Alison Donnell is senior lecturer in postcolonial literatures at Nottingham Trent University. She has published widely on Caribbean’s women’s writing and is co-editor of the Routledge Reader in Caribbean Literature (1996) and editor of the Companion to Contemporary Black British Culture (2002). She is also joint editor of Interventions: International Journal of Postcolonial Studies.

Glyne Griffith is Associate Professor of English at Bucknell University, Lewisburg, Pennsylvania. He is the author of Deconstruction, Imperialism and the West Indian Novel (1996) and editor of Caribbean Cultural Identities (2001); he is also completing a book on the BBC’s Caribbean Voices. He is an editorial board member of Small Axe: A Caribbean Journal of Criticism.

Catherine Hall is Professor of Modern British Social and Cultural History at University College, London. She is the co-author of Family Fortunes (1987; second edition 2002) and the author of Civilising Subjects: metropole and colony in the English imagination, 1830–1867 (2002). She is an editor of History Workshop Journal.

Stephen Howe is tutor in politics at Ruskin College, Oxford. His books include Anticolonialism in British Politics (1993), Afrocentrism (1998), Ireland and Empire (2000) and Empire: a very short introduction (2002).

Louis James is Emeritus Professor at the University of Kent. He taught at the University of the West Indies, Jamaica, in the early 1960s and was later actively involved in the Caribbean Artists Movement.

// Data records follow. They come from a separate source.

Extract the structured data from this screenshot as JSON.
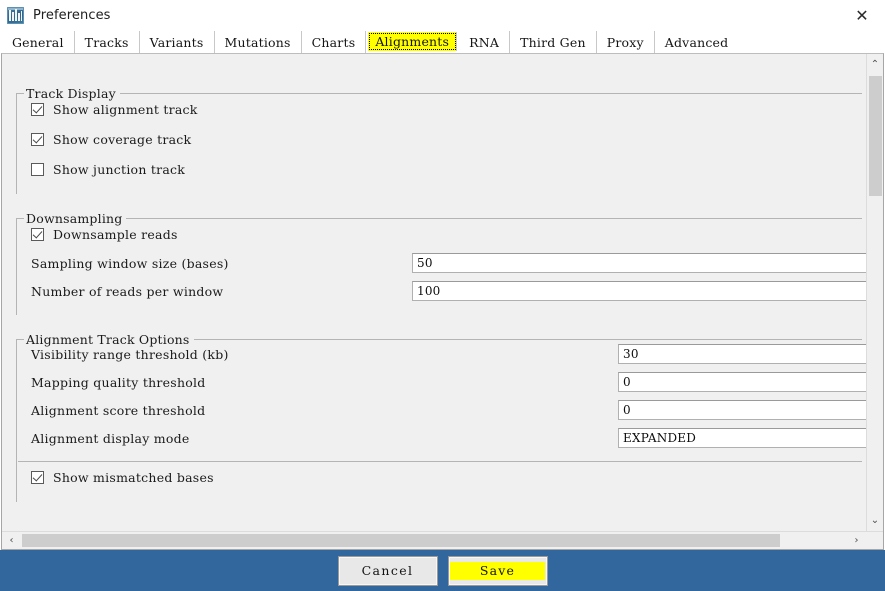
{
  "window": {
    "title": "Preferences",
    "icon": "igv-app-icon",
    "close_label": "✕"
  },
  "tabs": [
    {
      "label": "General",
      "selected": false
    },
    {
      "label": "Tracks",
      "selected": false
    },
    {
      "label": "Variants",
      "selected": false
    },
    {
      "label": "Mutations",
      "selected": false
    },
    {
      "label": "Charts",
      "selected": false
    },
    {
      "label": "Alignments",
      "selected": true
    },
    {
      "label": "RNA",
      "selected": false
    },
    {
      "label": "Third Gen",
      "selected": false
    },
    {
      "label": "Proxy",
      "selected": false
    },
    {
      "label": "Advanced",
      "selected": false
    }
  ],
  "groups": {
    "track_display": {
      "title": "Track Display",
      "checkboxes": [
        {
          "label": "Show alignment track",
          "checked": true
        },
        {
          "label": "Show coverage track",
          "checked": true
        },
        {
          "label": "Show junction track",
          "checked": false
        }
      ]
    },
    "downsampling": {
      "title": "Downsampling",
      "checkbox": {
        "label": "Downsample reads",
        "checked": true
      },
      "fields": [
        {
          "label": "Sampling window size (bases)",
          "value": "50"
        },
        {
          "label": "Number of reads per window",
          "value": "100"
        }
      ]
    },
    "alignment_track_options": {
      "title": "Alignment Track Options",
      "fields": [
        {
          "label": "Visibility range threshold (kb)",
          "value": "30"
        },
        {
          "label": "Mapping quality threshold",
          "value": "0"
        },
        {
          "label": "Alignment score threshold",
          "value": "0"
        },
        {
          "label": "Alignment display mode",
          "value": "EXPANDED"
        }
      ],
      "clipped_checkbox": {
        "label": "Show mismatched bases",
        "checked": true
      }
    }
  },
  "scrollbars": {
    "vertical": {
      "up_arrow": "⌃",
      "down_arrow": "⌄"
    },
    "horizontal": {
      "left_arrow": "‹",
      "right_arrow": "›"
    }
  },
  "buttons": {
    "cancel": "Cancel",
    "save": "Save"
  },
  "colors": {
    "accent_bar": "#32679e",
    "highlight": "#ffff00",
    "panel": "#f0f0f0",
    "scroll_thumb": "#cdcdcd"
  }
}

He has written widely on Caribbean literature, most recently in Caribbean Literature in English (1999).

Winston James is Associate Professor of History, Columbia University. He is the author of A Fierce Hatred of Injustice: Claude McKay’s Jamaica and his poetry of rebellion (2000) and Holding Aloft the Banner of Ethiopia: Caribbean radicalism in early twentieth-century America (1998), which won the Gordon K. Lewis Memorial Award for Caribbean Scholarship of the Caribbean Studies Association. He is also the co-editor of Inside Babylon: the Caribbean diaspora in Britain (1993). He is currently at work on Claude McKay: the making of a Black Bolshevik, 1889–1923.

David Killingray was for several years a schoolteacher in Britain and Tanzania. In 1998 he was appointed Professor of Modern History at Goldsmiths College. His most recent books as editor or author are The West Indies. British documents on the end of empire (1999), Guardians of Empire (2000), The Spanish Flu Pandemic of 1918–19: new perspectives (2003). He was joint editor of African Affairs from 1990–2002. He is currently writing a study of Harold Moody and the League of Coloured Peoples.

Bill Schwarz teaches in the Department of Media and Communications at Goldsmiths College. He is an editor of History Workshop Journal.

Sue Thomas is the author of The Worlding of Jean Rhys (1999), co-author (with Ann Blake and Leela Gandhi) of England Through Colonial Eyes in Twentieth-Century Fiction (2001), and compiler of Elizabeth Robins (1862–1952): a bibliography (1994), and many other titles in the Victorian Fiction Research Guides Series. She has published extensively on nineteenth- and twentieth-century women’s writing and decolonising literatures. She is Reader in English in the School of Communication, Arts and Critical Enquiry at La Trobe University, Melbourne.